Topics include From conceptual photography to media art, Photographic explorations of the self and Spaces/non-spaces of society. They reflect a trend that encompasses every level from production, through dissemination, to reception by an audience that, thanks to advances in technology, was now increasingly able to take its own photographs or obtain (moving) images quickly and cheaply.
A CHANGE OF MODE FOR PHOTOGRAPHY: NEW LOCATIONS, NEW MEDIA
With the closure of the influential magazine Life in the early 1970s, photography lost some of its status as a news medium and instead began carving out a position for itself in art. Photo books and exhibitions were rediscovered as primary channels for presenting photographic works. Photo galleries opened up, and a growing number of art museums incorporated photography into their programmes. Several internationally important photographic book publishers were set up in Switzerland, including Lars Müller (Baden), Edition Patrick Frey and Der Alltag (both in Zurich), which published the art magazine Parkett from 1984 onwards and later became part of the photography publisher Scalo. With their novel forms of publication, they ensured that contemporary Swiss photography gained international recognition.
PHOTOGRAPHY AT THE KUNSTHAUS
In the 1970s, the Kunsthaus also began collecting contemporary photography. Alongside its own acquisitions, it received crucial support from the Gruppe Junge Kunst, part of its patron association the Vereinigung Zürcher Kunstfreunde, which was established in 1968. Between 1975 and 1980, the group decided to purchase only the works of young British artists. Photographs by John Hilliard and Alexis Hunter were thus acquired for the collection, which now numbers all in all almost 1,300 works.
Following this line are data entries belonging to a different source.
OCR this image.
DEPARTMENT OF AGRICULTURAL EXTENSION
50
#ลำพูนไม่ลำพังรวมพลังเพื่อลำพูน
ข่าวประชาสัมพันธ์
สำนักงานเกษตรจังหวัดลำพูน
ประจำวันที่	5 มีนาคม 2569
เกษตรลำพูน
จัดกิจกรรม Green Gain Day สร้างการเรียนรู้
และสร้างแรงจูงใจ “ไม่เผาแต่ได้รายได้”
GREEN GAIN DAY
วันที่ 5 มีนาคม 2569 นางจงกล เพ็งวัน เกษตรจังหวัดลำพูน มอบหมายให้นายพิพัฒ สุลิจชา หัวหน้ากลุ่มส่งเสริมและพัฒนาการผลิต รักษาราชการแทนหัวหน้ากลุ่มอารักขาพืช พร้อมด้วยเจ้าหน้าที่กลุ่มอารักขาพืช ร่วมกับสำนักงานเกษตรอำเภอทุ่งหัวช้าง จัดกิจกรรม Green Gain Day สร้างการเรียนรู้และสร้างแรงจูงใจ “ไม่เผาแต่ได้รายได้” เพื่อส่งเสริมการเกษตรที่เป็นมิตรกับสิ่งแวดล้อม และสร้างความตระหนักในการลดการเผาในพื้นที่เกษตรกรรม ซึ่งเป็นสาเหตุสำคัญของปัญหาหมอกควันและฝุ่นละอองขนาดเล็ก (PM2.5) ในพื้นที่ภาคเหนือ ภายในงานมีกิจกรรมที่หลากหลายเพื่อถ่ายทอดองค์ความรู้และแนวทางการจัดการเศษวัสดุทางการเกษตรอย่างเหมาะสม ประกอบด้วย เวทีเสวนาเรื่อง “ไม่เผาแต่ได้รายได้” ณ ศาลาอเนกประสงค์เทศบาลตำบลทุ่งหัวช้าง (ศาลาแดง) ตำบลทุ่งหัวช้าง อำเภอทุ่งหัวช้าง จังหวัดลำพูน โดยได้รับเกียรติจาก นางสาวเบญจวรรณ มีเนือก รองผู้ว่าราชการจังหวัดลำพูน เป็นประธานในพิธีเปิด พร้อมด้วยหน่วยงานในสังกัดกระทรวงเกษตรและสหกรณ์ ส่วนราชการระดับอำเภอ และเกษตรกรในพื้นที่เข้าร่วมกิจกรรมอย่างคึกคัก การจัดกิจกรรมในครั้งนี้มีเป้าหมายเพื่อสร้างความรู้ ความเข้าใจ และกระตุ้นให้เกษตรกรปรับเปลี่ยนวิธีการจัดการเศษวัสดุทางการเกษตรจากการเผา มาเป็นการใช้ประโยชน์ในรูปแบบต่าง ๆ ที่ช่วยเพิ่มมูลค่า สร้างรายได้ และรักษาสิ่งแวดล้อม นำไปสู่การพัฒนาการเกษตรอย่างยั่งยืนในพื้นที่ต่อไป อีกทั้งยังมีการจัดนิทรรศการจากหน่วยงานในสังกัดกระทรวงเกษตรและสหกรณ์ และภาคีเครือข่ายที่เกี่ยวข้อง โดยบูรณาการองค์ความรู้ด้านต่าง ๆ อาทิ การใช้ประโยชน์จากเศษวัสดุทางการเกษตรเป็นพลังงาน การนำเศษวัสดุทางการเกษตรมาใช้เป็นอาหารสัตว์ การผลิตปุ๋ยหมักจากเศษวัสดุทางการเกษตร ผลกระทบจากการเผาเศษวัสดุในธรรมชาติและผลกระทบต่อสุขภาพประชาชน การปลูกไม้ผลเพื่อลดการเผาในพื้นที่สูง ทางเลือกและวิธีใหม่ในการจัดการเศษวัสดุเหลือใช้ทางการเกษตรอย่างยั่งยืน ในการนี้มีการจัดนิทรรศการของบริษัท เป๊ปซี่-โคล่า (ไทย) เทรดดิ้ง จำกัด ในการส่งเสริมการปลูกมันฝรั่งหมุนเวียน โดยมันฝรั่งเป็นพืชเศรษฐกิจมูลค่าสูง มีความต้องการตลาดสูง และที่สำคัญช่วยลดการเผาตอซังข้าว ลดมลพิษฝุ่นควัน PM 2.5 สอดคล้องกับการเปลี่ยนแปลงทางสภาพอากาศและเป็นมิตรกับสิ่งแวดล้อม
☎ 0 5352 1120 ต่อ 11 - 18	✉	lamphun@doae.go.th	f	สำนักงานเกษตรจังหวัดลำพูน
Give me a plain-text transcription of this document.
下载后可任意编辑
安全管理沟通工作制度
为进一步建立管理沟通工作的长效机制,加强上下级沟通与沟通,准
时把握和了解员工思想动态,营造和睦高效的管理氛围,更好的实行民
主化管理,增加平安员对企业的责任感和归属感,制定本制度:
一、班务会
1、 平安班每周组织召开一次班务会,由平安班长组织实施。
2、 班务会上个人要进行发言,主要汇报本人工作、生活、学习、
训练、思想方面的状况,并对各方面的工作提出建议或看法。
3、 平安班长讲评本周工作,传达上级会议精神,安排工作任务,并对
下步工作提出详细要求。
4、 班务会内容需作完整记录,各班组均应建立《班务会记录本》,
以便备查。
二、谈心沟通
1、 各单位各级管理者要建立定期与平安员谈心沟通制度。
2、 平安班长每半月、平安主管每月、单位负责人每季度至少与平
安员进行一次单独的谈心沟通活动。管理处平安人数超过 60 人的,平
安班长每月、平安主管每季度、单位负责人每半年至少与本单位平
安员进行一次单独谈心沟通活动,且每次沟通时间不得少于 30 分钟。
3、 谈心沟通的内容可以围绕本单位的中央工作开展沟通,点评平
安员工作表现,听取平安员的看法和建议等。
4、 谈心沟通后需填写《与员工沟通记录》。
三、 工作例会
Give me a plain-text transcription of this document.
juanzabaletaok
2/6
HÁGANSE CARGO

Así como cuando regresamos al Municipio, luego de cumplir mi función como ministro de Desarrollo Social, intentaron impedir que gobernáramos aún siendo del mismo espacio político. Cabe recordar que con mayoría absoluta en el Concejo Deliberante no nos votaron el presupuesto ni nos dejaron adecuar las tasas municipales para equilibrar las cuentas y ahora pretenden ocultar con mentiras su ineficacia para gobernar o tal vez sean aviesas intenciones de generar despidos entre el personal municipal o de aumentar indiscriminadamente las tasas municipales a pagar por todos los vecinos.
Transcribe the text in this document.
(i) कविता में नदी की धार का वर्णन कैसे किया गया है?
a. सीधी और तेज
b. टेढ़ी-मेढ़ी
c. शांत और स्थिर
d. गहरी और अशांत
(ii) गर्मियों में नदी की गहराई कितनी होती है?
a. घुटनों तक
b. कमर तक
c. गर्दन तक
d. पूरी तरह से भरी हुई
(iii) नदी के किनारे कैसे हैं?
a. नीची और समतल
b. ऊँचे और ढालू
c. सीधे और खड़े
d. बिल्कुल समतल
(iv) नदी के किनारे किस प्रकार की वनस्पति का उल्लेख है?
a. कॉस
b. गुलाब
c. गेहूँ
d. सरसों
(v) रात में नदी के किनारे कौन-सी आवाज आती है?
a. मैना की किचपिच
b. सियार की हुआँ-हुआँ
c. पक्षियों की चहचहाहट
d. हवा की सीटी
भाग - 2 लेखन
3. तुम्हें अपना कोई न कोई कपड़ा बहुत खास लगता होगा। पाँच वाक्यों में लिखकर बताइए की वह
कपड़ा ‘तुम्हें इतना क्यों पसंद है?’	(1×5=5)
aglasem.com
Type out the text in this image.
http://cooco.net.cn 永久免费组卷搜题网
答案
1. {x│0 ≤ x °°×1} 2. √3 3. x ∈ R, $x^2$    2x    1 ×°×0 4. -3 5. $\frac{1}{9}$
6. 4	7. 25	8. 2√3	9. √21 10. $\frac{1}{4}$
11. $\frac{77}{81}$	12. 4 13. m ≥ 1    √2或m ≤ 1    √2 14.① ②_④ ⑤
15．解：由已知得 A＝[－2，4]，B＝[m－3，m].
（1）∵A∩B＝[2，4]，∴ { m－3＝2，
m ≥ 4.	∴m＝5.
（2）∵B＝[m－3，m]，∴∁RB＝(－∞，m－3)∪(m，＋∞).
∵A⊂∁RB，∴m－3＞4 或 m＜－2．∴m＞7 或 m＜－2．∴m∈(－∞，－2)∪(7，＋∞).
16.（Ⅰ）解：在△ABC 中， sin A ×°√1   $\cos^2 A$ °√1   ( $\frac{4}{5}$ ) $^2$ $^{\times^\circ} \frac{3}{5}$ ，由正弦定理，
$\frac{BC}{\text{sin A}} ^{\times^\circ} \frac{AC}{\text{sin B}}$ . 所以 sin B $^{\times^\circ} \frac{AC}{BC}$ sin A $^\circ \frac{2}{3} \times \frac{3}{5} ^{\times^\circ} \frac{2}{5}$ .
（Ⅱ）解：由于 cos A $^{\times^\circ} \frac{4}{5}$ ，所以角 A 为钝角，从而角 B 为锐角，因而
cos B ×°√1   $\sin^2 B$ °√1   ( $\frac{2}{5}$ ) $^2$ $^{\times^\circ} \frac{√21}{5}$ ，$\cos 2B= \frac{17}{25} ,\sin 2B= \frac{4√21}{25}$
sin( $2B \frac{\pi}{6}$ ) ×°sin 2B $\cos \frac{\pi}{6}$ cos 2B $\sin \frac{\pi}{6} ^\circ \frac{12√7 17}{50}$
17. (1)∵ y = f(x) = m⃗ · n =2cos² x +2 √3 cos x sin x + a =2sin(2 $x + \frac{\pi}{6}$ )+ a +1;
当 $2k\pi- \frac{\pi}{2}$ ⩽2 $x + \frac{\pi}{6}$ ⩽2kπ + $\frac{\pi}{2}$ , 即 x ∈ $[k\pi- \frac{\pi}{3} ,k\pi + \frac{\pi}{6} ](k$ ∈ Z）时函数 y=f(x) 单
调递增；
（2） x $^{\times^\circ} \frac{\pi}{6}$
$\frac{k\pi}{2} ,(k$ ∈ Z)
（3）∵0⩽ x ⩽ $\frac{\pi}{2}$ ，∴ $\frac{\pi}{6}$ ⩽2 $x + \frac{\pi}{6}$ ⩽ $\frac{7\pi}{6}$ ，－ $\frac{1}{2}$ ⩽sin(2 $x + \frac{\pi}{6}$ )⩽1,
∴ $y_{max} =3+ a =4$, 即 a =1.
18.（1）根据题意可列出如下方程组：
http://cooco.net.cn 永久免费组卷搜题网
The Stiftung für die Photographie (now the Fotostiftung Schweiz), which was founded in 1971 and was housed at the Kunsthaus from 1976 to 2003, covered a wide range of documentary photography. The Kunsthauss own collection committee therefore decided from the mid-1970s onwards to focus its new acquisitions on artistic photography, sometimes in conjunction with other image media, notably painting, graphic art, drawing, video and new media.
The fusion of art and photography reached its peak in the 1990s, as photography successfully embraced the classical genres of painting such as the still life and the history painting. The Kunsthauss collection policy followed this trend, leading to the acquisition of large-format works by Thomas Struth and Jeff Wall as well as slide projections by Beat Streuli. The current exhibition delves into the origins of this development.